# Analysing determinants of wine price using wine review data

In this example, we are going to use a subset of a large [dataset of wine reviews](https://www.kaggle.com/zynicide/wine-reviews) to examine the relationship between critic-ascribed quality ("points") and the price of wines.

The analysis is going to be carried out using regression.

Using Pandas, import the data into a dataframe and examine the first few rows of it.

Plot critic score ("points") versus price. To do this, use Matplotlib.pyplot's scatter function.

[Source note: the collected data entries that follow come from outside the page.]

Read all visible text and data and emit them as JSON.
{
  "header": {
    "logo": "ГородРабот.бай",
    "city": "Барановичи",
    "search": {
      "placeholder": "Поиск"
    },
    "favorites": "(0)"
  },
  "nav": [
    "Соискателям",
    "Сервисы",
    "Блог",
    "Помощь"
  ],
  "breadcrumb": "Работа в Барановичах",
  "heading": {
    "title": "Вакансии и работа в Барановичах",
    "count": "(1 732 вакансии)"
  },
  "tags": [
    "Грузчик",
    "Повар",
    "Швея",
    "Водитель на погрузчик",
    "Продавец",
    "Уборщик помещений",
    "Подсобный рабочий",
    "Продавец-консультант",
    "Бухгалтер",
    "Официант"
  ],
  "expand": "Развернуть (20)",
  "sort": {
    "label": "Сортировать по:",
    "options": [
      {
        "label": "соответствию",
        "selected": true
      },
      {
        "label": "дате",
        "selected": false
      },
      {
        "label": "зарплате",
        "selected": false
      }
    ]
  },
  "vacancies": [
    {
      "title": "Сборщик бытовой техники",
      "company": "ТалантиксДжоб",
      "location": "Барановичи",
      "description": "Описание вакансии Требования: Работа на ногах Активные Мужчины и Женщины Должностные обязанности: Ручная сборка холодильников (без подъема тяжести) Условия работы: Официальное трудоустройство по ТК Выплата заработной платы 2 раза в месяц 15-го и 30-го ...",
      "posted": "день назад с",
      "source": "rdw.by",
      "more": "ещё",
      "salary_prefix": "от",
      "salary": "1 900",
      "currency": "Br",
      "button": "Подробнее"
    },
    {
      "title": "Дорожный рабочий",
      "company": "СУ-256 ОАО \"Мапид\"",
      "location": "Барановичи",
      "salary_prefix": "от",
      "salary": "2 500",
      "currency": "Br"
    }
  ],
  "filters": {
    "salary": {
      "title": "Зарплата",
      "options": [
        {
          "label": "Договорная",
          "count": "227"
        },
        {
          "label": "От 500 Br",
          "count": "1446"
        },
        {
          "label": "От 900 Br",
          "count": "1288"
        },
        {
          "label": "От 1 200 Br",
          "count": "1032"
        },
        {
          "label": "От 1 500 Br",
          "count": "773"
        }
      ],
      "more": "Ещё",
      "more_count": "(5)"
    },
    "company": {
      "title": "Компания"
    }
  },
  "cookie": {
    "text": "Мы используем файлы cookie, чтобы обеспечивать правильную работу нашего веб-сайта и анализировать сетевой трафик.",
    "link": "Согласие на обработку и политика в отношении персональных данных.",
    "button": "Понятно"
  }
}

In this example, we are first going to assume a linear regression model of the form:

\begin{equation}
\text{price}_i = a + b *\text{points}_i + \epsilon_i
\end{equation}

where $\epsilon_i$ represents an error term and $a$ and $b$ are parameters to estimate.

We can find the least squares estimates of parameters using Sklearn via the following code:

`from sklearn import linear_model
reg = linear_model.LinearRegression()
X = df["points"]
y = df["price"]
X = X.iloc[:, ].values.reshape(-1, 1)
y = y.iloc[:, ].values.reshape(-1, 1)
reg.fit(X, y)
a = reg.intercept_[0]
b = reg.coef_[0, 0]`

Run this code to obtain estimates of the parameters.

What does your model suggest is the average associated increase in wine price for a 1 unit change in points?

Plot your estimated model regression line on top of the data. To do this use the following steps:

1. Create a vector of grid point values between 80 and 100 using numpy's linspace.
2. Calculate predicted prices for each point value using your estimates of $a$ and $b$
3. Reuse your scatter plot code from above and run `plt.plot(points, price)` after your previous `plt.scatter(..)` command to overlay the regression line on top.